Digital Contingencies – Prospects and Limitations of Technology in Digital Humanities


Digitalization provides unique opportunities for all academic areas. But digital forms of representing, processing, and studying scientific findings also have significant pitfalls as they tend to create an impression of precision and accuracy which may not be supported by the underlying data. This project deals with the development and evaluation of educational methods dealing with contingencies, i.e. uncertainties, doubts and contradictions, in the context of digital humanities.

Concretely, the project employs education and evaluation methods from problem-based learning in combination with blended learning for a module on “Spatial Technologies in Digital Humanities” that centers on the problems of contingencies.
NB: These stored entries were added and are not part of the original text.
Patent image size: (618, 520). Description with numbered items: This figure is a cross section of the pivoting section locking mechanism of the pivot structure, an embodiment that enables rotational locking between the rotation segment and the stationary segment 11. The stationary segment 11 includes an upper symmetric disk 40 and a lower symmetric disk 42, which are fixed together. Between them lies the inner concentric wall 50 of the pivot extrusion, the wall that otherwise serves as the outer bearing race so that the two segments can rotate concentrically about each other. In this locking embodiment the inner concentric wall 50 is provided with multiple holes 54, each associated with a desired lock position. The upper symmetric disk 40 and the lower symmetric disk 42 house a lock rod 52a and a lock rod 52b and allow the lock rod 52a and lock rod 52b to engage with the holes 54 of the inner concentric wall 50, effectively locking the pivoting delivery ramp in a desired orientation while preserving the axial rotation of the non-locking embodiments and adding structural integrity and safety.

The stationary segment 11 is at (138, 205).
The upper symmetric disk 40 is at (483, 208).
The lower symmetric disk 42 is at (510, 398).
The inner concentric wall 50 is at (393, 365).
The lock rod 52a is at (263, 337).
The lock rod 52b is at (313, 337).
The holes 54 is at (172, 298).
The module will be offered as a joint 3rd year specialization module in the undergraduate programs of “International Relations: Politics and History” as well as “Robotics and Intelligent Systems (RIS)” and “Computer Science”.          
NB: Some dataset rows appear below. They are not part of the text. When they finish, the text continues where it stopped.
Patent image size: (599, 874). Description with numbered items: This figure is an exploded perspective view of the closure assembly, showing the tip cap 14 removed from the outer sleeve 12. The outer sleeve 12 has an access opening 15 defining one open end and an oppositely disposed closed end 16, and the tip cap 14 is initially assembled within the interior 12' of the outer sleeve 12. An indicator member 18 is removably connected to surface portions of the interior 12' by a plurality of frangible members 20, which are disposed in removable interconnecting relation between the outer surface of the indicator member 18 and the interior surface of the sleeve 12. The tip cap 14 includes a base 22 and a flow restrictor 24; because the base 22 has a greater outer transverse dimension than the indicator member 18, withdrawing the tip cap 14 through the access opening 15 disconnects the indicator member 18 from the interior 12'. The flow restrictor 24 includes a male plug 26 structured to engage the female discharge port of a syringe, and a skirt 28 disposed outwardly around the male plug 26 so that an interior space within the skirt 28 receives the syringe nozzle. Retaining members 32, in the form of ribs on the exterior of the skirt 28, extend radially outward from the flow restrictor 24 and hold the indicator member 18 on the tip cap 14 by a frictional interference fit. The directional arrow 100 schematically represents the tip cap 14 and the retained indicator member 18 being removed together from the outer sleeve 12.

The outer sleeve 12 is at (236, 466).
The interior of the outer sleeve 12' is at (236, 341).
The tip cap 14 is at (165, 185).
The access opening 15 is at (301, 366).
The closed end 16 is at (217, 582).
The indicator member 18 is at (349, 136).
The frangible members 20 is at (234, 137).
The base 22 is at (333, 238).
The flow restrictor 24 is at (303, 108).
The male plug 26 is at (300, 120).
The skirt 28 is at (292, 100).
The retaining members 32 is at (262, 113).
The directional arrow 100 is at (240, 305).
Uncertainties, doubts and contradictions in dealing with sources are not uncommon in the humanities and especially in the field of history, and established methods exist for this purpose in classical analog work. The situation is different when ambiguous findings are to be represented and processed with digital methods, especially when widely available standard software is used. This can be illustrated with a very simple example: a program for managing personal data typically expects a unique year of birth, while the available source base may only allow for a possible birth period.
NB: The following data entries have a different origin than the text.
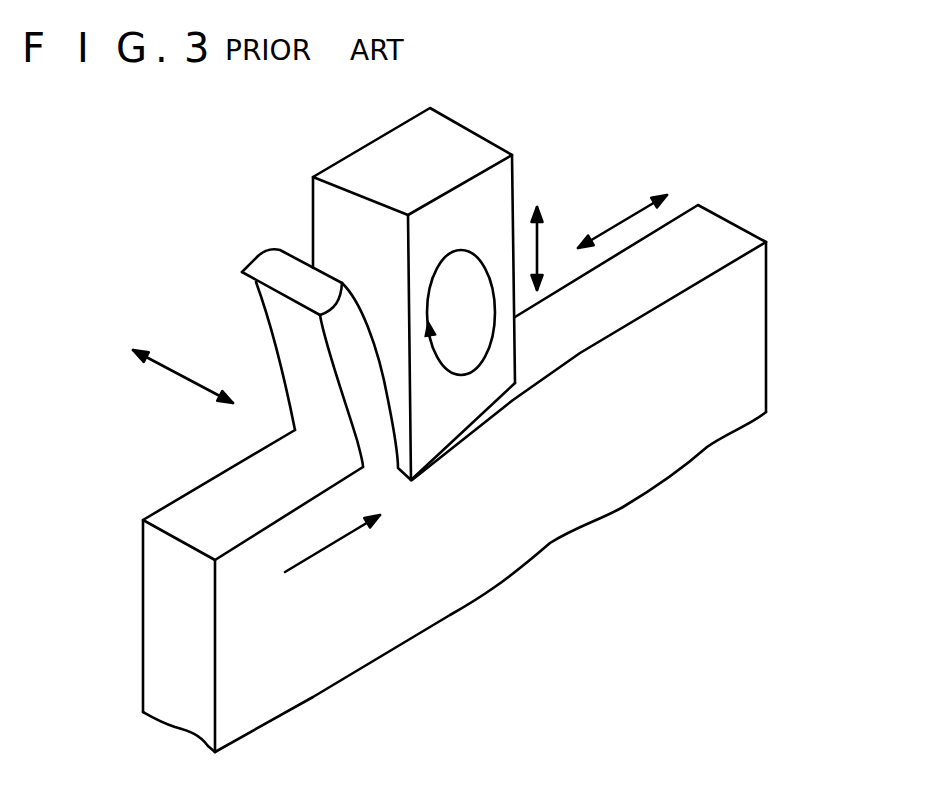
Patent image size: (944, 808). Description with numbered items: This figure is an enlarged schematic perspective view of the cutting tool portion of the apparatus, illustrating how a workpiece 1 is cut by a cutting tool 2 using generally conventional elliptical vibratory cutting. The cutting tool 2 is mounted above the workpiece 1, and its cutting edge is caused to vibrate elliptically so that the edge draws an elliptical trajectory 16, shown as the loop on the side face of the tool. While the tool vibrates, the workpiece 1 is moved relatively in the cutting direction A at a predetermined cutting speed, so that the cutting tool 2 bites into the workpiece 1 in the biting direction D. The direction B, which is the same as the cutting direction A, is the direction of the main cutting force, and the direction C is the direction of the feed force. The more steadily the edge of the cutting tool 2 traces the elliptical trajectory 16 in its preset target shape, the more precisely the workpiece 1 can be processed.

The workpiece 1 is at (737, 343).
The cutting tool 2 is at (493, 198).
The elliptical trajectory 16 is at (448, 377).
The cutting direction A is at (327, 548).
The direction of main cutting force B is at (618, 223).
The direction of feed force C is at (182, 380).
The biting direction D is at (538, 248).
Similarly, digital methods can also suggest a false sense of security. For example, digital methods for creating 2D/3D maps and models are now widely used in the humanities. However, these methods have inherent ambiguities that are often neglected: in addition to physical limitations in their resolution and accuracy, there are also possible structural errors under certain conditions, e.g. in texture-poor areas or in repetitive structures. Yet, the very concreteness of the presentation obscures these problems even more deeply for most users.

The development of the proposed module can profit from the already existing cooperation between the fields of history and robotics at Jacobs in the project “3D Digitalization of the Memorial U-boot Bunker Valentin by air, ground and underwater robots (Valentin-3D)“, as it can build on the data collected by the project. The students enrolled in the module will have the opportunity to work with this data, and, by employing problem-based learning, can acquire both the content and analytic skills required when having to deal with contingencies in the digitalization of the remnants of the giant Nazi-built submarine bunker Valentin in Bremen-Farge.


The project was financed by the Jacobs Foundation within the B3 – Bildung Beyond Boundaries framework. The project PIs are Andreas Birk from Constructor Robotics and Julia Timpe from Contemporary History at Constructor University. Frederike Buda contributed as researcher with an interdisciplinary background in history and digital humanities substantially to the project.